The other day I attended a gathering of the European Organisation for the Research and Treatment of Cancer (EORTC), where I talked to some 75 doctors, scientists, pharmaceuticals staff, government officials and also, luckily, naturally, patients, about the set-up of new types of trials. And I thought, “What can I do about it?” And then I thought, “Yes, I can do something about it.” Together, patients can even do a lot about it. In fact, they must do something about it. Because that is in their own interest.
Trials are carried out to thoroughly test new drugs. Does the drug work? Isn’t it too poisonous? Will it kill the tumour and, perhaps, the patient as well? What dosage is required? Once a drug is found safe and effective, it can go to the market and patients may use it. By then, ten years will have lapsed, one billion dollars been spent, and the bottom line is that most patients using it will, to the tune of many tens of thousands of dollars more, eke out bad-quality lives for a few months longer. Drugs work poorly, if at all. We have known this a long time. So why don’t we do something about it? Why do we spend tens of billions of dollars a year researching drugs that for decades have failed to achieve much progress? With the exception of blood cancers and testicle cancer, the major advancements have all been achieved in early diagnosis, surgery and radiotherapy. We have known this a long time. So why don’t we do something about it? Surgery and irradiation can’t be patented and don’t bring in massive profits. How inconvenient. Drugs, by contrast, can be patented and after ten years, when the patent expires, you can, if you’re clever, modify your drug a little and re-patent it for another ten high-earning years. But India and China are about to change all that. They will just dump the generic drug on the market at knock-down prices and boy, does it make a difference!
But what if you invite patients to the discussion and the decision-making meetings? If the object is to market only drugs that ensure many years of high-quality extra life, at a price that is “acceptable to society”? If a few robust patient advocates are invited in, who do not bow or bend, who come informed to the teeth, are really independent and gifted with a smooth but sharp tongue? If these advocates turn up the heat to scalding level and just say, “We can do better!” like José Baselga at our Amsterdam conference in January 2011. “We are not meant to be here for one or two months life extension.” To me, the operative word here is “we”. If you want something done, never point at others. It’s a problem patients run up against, so patients should be prepared, and allowed, to help. And boy, can they make a difference!

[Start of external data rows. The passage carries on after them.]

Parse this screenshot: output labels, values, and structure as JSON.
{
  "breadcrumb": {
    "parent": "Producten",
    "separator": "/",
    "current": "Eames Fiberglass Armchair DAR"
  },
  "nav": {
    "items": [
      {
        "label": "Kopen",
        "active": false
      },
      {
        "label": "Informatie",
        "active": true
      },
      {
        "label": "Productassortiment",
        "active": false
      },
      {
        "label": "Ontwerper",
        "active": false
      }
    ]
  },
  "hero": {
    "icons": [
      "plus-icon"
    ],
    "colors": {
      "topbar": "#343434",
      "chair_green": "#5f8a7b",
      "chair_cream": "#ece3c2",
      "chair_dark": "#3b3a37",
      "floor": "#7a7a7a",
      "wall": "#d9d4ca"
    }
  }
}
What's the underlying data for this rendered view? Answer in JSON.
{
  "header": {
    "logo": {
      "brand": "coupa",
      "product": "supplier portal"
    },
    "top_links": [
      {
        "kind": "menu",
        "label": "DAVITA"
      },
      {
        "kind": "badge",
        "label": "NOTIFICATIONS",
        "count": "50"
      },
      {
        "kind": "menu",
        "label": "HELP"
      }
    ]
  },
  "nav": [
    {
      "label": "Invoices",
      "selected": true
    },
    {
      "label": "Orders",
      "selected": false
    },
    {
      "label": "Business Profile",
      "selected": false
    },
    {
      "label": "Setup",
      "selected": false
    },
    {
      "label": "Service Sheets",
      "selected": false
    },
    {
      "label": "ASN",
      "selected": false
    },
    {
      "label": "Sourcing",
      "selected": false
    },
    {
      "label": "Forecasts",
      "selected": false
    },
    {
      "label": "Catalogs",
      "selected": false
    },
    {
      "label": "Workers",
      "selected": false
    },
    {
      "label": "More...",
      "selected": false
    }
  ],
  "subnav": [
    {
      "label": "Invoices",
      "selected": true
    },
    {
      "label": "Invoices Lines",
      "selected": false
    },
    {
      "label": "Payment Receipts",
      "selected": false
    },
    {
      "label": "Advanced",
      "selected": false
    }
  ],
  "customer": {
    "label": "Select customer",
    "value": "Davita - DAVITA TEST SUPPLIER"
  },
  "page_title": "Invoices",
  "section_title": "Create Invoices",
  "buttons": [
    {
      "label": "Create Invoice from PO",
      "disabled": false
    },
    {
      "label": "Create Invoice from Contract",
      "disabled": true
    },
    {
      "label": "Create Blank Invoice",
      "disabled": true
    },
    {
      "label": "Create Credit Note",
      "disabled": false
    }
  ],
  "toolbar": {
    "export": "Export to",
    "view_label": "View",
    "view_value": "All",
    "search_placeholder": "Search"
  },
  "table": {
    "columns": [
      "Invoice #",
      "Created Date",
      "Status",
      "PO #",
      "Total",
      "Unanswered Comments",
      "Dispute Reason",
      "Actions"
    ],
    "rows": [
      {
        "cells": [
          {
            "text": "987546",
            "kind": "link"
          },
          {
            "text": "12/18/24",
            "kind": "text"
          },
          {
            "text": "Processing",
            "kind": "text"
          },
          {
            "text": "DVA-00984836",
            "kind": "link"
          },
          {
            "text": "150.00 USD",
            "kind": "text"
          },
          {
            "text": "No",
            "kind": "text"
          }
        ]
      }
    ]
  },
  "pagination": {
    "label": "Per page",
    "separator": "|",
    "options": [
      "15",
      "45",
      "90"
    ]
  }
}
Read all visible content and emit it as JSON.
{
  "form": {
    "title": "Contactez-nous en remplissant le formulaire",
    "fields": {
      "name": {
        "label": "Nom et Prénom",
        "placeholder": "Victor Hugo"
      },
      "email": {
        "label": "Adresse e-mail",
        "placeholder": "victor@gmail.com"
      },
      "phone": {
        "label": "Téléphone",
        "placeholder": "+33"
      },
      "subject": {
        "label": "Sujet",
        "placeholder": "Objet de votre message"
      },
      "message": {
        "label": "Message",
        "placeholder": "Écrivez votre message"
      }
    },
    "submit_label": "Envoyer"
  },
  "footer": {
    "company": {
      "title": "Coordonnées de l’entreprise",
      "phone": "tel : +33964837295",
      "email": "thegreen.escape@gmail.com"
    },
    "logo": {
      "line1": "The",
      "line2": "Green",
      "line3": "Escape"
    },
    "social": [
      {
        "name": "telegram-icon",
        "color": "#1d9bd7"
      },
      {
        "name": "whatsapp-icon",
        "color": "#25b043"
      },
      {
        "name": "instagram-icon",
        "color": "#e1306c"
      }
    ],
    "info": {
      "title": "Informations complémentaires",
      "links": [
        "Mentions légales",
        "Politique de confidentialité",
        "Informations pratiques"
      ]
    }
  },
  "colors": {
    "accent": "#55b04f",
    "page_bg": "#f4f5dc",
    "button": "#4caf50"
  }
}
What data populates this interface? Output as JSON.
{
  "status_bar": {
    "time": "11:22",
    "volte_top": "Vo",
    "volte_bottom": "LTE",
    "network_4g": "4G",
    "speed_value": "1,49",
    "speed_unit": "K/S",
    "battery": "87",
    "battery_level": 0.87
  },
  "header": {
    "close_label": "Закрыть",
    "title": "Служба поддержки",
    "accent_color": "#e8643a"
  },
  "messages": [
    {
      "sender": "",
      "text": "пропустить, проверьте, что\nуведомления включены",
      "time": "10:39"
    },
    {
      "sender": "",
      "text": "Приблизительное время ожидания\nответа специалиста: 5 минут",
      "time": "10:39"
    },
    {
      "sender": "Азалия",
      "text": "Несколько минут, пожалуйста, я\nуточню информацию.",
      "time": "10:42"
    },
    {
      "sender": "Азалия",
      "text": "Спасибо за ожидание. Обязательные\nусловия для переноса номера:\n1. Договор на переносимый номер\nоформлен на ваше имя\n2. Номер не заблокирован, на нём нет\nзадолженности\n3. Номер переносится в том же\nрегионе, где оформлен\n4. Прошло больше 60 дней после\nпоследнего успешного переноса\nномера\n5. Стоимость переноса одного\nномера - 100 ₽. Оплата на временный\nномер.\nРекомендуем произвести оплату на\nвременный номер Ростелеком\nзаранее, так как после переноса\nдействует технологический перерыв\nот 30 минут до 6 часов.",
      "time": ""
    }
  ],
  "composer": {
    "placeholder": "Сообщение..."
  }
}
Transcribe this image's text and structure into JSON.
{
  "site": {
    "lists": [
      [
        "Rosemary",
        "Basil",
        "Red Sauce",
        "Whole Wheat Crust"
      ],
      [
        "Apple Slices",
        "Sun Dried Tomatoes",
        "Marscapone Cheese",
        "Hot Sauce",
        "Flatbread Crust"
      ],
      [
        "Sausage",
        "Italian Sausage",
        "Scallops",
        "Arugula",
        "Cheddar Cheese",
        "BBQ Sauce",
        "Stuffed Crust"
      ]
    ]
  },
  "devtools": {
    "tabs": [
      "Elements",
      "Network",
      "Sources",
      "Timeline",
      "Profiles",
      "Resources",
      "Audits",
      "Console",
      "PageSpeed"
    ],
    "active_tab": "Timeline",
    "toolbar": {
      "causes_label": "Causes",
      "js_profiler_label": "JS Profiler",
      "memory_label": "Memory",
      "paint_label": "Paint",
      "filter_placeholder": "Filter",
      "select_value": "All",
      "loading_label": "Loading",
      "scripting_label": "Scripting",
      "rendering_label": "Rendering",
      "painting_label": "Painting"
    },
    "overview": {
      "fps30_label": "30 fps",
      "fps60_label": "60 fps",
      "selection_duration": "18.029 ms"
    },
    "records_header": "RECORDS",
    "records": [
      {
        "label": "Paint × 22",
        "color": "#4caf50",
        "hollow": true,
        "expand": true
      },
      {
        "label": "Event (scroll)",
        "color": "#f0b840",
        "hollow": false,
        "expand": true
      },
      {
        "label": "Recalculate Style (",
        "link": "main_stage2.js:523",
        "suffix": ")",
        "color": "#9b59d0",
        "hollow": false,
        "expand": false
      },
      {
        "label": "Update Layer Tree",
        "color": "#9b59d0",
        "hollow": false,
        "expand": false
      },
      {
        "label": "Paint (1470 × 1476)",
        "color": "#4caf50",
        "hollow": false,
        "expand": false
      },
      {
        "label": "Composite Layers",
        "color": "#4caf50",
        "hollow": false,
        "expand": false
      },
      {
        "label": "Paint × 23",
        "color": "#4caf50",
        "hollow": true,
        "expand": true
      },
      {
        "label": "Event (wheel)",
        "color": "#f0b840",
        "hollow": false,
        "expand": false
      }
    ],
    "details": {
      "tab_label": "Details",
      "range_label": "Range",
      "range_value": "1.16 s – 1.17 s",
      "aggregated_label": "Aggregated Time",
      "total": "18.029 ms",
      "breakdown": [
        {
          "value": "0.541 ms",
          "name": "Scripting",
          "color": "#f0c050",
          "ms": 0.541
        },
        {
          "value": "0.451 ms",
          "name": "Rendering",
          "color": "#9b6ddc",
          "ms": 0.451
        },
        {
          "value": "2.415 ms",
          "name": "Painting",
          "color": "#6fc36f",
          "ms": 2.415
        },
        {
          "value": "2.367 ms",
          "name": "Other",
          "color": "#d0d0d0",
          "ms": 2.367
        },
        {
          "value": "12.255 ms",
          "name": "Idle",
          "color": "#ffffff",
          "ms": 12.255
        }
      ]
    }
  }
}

Patients should be given at least equal voting rights in the committees that set the research agendas. Because it’s all about their sickness. They can see that more patient data is made available for research, more tissues, more blood. They will see that the research community amalgamates into a real community, where people and firms collaborate unselfishly – for a change, they will see that the publication-citation cycle is broken and remuneration structures are reformed into a culture where science is appraised and rewarded for its contribution to the well-being of patients and their loved ones, of society as a whole. The patients will make a pact with the pharmaceutical industry: patients will gladly volunteer for trials, and the industry will lower the price of drugs to socially acceptable levels. No more astronomical amounts to pay for unnecessary spending on inefficient research projects. That is the kind of help and positive action I imagine patients might have to offer. But it will have to be based on equality and on voting power. Otherwise it won’t work and we will muddle on. Another month of miserable life caused by the drugs’ “side effects”. Another few hundred billions of research money down the drain. It just doesn’t make sense, does it?
So yes, we can do something about it. And it’s about time, too. Ten million die every year! So take up the challenge and do something about it. And open the door when we patient advocates knock. It will make the world a much lovelier place.